ACOs in Medicare’s Shared Savings Program (SSP) will have three more years before they are liable for losses if rules proposed by the Centers for Medicare and Medicaid Services (CMS) on December 1 are adopted.
Accountable Care Organizations (ACOs) in Medicare’s Shared Savings Program (SSP) will have three more years before they are liable for losses if new rules proposed by the Centers for Medicare and Medicaid Services (CMS) on December 1 are adopted.
ACOs are provider-led groups in which payments are linked to quality improvements for a defined population. If providers reduce expected spending while meeting quality metrics, they receive a portion of the savings. In certain models, they are also liable for losses if benchmarks aren’t met.
The new rules would extend the time under which ACOs would have to pay penalties in the form of losses, to six years from the current three years.
Shared Savings ACOs offer two options: Track 1, a one-sided model, in which organizations agree to share in savings up to 10% of the benchmark for a given year, but not losses, and Track 2, a two-sided model, in which ACOs share in both savings and losses. ACOs in the two-sided model can receive up to 15% of the benchmark for a given year and are liable for losses of up to 5% of the benchmark in the first performance year, 7.5% in the second performance year, and 10% in the third performance year, according to CMS.
Under the current rules, organizations must transition from a one-sided to a two-sided model within three years. Many ACOs enter under the one-sided model, CMS said in a written statement.
CMS is proposing to give ACOs the option of a longer lead time to transition to a two-sided performance risk model after the first agreement period. ACOs would also be able to renew under the one-sided model for one additional agreement period, or three additional years. ACOs that enter the Shared Savings Program under the two-sided performance risk model would see no change, according to CMS.
CMS is also proposing a new two-sided model known as Track 3 which would allow ACOs to keep up to 75% of the money they save Medicare. They would also be responsible for up to 15% of loses if benchmarks aren’t achieved.
The organization is also looking to place more emphasis on primary care, employ alternative methodologies for benchmarks, and streamline data sharing and reduce administrative burden.
ACO formation is gaining momentum, but some providers have expressed concern about the start-up investment and downside risk that they pose.
The SSP now includes more than 330 ACOs in 47 states. In 2012, 58 SSP ACOs held spending below their benchmarks by a total of $705 million and earned shared savings payments of more than $315 million. Another 60 ACOs had expenditures below their benchmark, but not by a sufficient amount to earn shared savings.
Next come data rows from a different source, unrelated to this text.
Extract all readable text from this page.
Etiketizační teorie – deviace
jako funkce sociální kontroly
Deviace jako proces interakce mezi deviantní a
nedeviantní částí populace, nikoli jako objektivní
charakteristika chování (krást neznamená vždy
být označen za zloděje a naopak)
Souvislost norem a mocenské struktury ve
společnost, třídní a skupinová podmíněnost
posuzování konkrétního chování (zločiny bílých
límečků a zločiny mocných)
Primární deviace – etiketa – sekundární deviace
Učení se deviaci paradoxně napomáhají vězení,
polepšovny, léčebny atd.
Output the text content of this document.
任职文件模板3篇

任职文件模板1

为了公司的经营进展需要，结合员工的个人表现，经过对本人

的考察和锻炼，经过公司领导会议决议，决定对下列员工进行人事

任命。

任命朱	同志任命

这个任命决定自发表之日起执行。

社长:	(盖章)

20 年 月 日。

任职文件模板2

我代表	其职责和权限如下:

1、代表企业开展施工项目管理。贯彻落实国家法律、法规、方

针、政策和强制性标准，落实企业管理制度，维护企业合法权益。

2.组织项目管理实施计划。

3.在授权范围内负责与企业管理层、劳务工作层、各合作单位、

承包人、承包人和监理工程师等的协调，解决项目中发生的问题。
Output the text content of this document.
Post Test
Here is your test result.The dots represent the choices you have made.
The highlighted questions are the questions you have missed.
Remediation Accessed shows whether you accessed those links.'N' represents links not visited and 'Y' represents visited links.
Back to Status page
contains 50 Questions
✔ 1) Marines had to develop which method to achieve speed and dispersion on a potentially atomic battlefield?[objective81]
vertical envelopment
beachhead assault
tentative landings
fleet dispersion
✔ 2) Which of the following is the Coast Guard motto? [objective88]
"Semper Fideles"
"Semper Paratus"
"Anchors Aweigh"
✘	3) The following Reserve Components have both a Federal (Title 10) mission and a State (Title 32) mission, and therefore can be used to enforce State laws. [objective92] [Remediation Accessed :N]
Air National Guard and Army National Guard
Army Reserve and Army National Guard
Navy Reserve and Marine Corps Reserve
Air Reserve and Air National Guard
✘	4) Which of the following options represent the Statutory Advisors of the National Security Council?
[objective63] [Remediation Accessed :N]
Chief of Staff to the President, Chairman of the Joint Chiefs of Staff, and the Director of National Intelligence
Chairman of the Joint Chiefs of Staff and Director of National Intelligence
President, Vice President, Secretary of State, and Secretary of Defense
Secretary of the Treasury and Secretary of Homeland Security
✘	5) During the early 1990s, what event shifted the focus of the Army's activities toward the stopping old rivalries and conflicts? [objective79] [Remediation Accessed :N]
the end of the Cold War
In a written statement, CMS said it is “seeking comments on a number of care coordination tools that would make two-sided performance risk models more attractive to ACOs such as expanded use of telehealth, beneficiary attestation, and more flexibility around post-acute care referrals to help ACOs better coordinate care for beneficiaries using these services. These tools could all help encourage participating providers to improve quality and care coordination for Medicare beneficiaries, which in turn would result in better patient experiences and greater shared savings for both the ACO and the Medicare program.”